On the opener, guest vocalist Marcel Smith gives “Big Hurt” a deep, soulful sound, his mournful cries answered by Crawdaddy’s cutting guitar licks. Smith makes another appearance on the closer, “Rain Of Tears,” one of three songs recycled from the Vaporized recording. He once again draws listeners in, his exceptional voice giving them a palpable sense of the sorrow and heartache portrayed in the lyrics. Lisa Leuschner Andersen helps out on backing vocals. John Blues Boyd takes listeners down in the alley on a B.B. King slow blues, “Ten Long Years,” his raw vocals matched by the intensity of the bent notes Crawdaddy elicits from his guitar.

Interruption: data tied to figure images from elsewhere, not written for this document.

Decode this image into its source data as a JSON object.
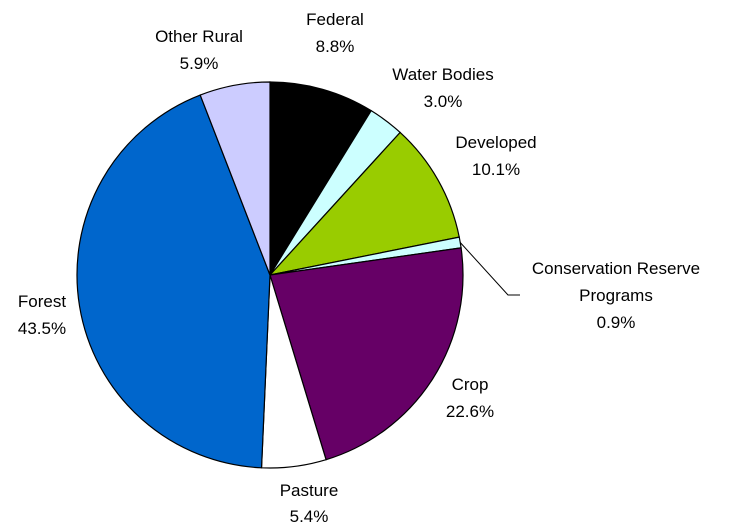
{
  "chart_data": {
    "type": "pie",
    "title": "",
    "start_angle_deg": 0,
    "direction": "clockwise",
    "slices": [
      {
        "label": "Federal",
        "value": 8.8,
        "pct_label": "8.8%",
        "color": "#000000"
      },
      {
        "label": "Water Bodies",
        "value": 3.0,
        "pct_label": "3.0%",
        "color": "#ccffff"
      },
      {
        "label": "Developed",
        "value": 10.1,
        "pct_label": "10.1%",
        "color": "#99cc00"
      },
      {
        "label": [
          "Conservation Reserve",
          "Programs"
        ],
        "value": 0.9,
        "pct_label": "0.9%",
        "color": "#ccffff"
      },
      {
        "label": "Crop",
        "value": 22.6,
        "pct_label": "22.6%",
        "color": "#660066"
      },
      {
        "label": "Pasture",
        "value": 5.4,
        "pct_label": "5.4%",
        "color": "#ffffff"
      },
      {
        "label": "Forest",
        "value": 43.5,
        "pct_label": "43.5%",
        "color": "#0066cc"
      },
      {
        "label": "Other Rural",
        "value": 5.9,
        "pct_label": "5.9%",
        "color": "#ccccff"
      }
    ]
  }
}
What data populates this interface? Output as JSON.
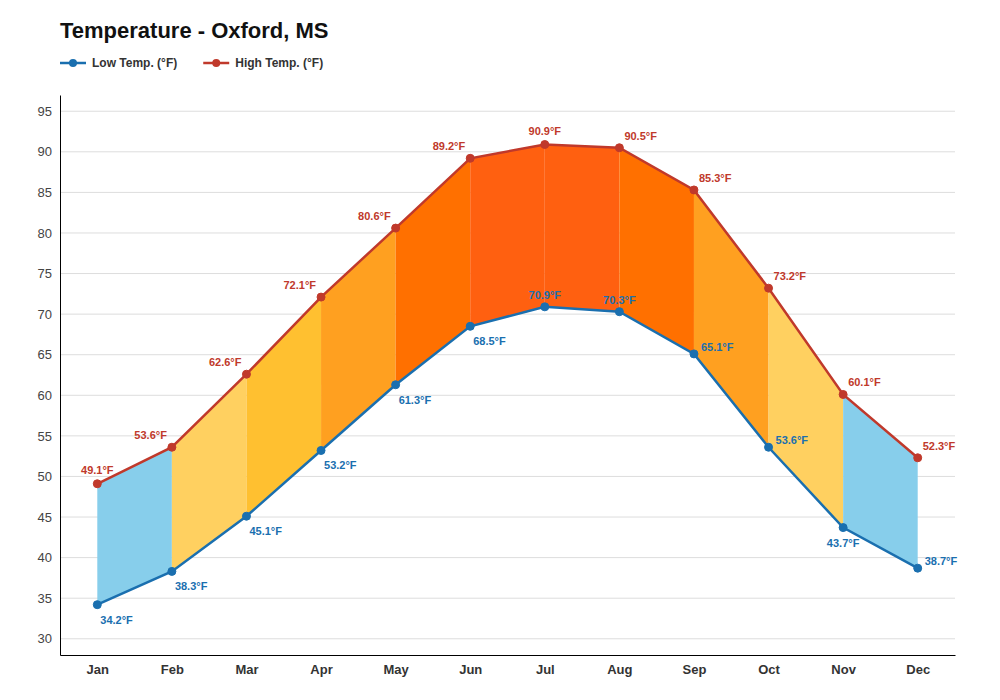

“Steppin’ Out” is one of four tracks with the leader taking over the lead vocal role, sharing the spotlight with Andersen on the Hammond organ and another guest, Quique Gomez, blowing sweet harmonica accompaniment. The band tears through a cover of “Bony Moronie,” Crawdaddy’s vocal exuding a sense of calm in contrast to the wild sounds surrounding him. “Mean Man” has plenty of six string fireworks wrapped around a brawny tenor solo from Peloquin. Fans of Little Milton will recognize “That’s What Love Will Do”. Crawdaddy may not have Milton’s vocal skills, but the arrangement brings out the best in his singing style.

The proceedings shift gears on a cover of Frank Frost’s “My Back Scratcher,” with Dewrance on vocals and harmonica, the band laying down a slinky, belly-rubbing groove that harks back to the Slim Harpo sound. Dewrance is also featured on “Country Girl (Home At Last),” a tight, Chicago-style shuffle with Robert Welsh setting the mood with some usual fine piano playing. Robertson gives Johnny Taylor’s “Need Another Favor” a solid reading while Crawdaddy takes his time on his solo segment, slipping in some references to the B.B. King style.

Blues Blast senior writer Marty Gunther found plenty to like on Slow Cookin’, Crawdaddy’s previous release. The guitarist keeps the streak going, putting together another strong offering built around his incisive fretwork. Andersen once again brings all of the pieces together to frame each song in a glorious mix that allows listeners to appreciate each and every contribution.

It sure sounds like everybody had a whole lot of fun recording this project. You owe to yourself to check it out!